Unless he starts messing with his desktop’s hardware, of course.
You seem to have read the text incorrectly. The passage you quote explicitly mentions sending both key_down and key_up and even uses the word ‘alternating’. ie. All that is changing is a relatively minor mechanical detail of what kind of button each key behaves as. If necessary, imagine that each key behaves something like the button on a retractable ball point pen. First press down. Second press up. All that is done is removing the need to actually hold each key down with a finger while they are in the down state.
I notice that I am confused. You say that I have read the original text incorrectly, and then you post a clarification that exactly matches my original interpretation of the text.
I see two possible causes for this. Either I have misunderstood you (as you state) and, moreover, continue to misunderstand you in the same way; or you have misunderstood me.
Therefore, I shall re-state my point in more detail, in the hope of clearing this up.

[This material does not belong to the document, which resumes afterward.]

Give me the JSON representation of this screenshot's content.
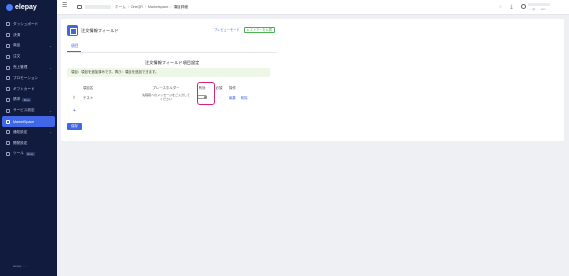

Consider the ‘a’ key. This point applies to all keys equally, of course, but for simplicity let us consider a single arbitrary key.
Under your proposed keyboard, the following is true.
The first time Clark presses ‘a’, the keyboard sends key_down (a). This is 11 bits, encoding the message ‘key “a” has been pressed’
The second time Clark presses ‘a’, the keyboard sends key_up (a). This is 22 bits, encoding the message ‘key “a” has been pressed’
The third time Clark presses ‘a’, the keyboard sends key_down (a). This is 11 bits, encoding the message ‘key “a” has been pressed’
The fourth time Clark presses ‘a’, the keyboard sends key_up (a). This is 22 bits, encoding the message ‘key “a” has been pressed’
I therefore note that replacing every key_up with a key_down saves a further 11 bits per 2 keystrokes, on average, for no loss of information.
Both is also a possibility (and from my re-analysis seems to be the most likely.)
Allow me to abandon inferences about interpretations and just respond to some words.
This claim is false. It would help a lot! It improves bandwidth by a factor of a little under two over not the alternative making optimal use of the key_up signal as well as the key_downs. As for how much improvement the keyboard change is over merely using all 10 fingers optimally… the math gets complicated and is dependent on things like finger length.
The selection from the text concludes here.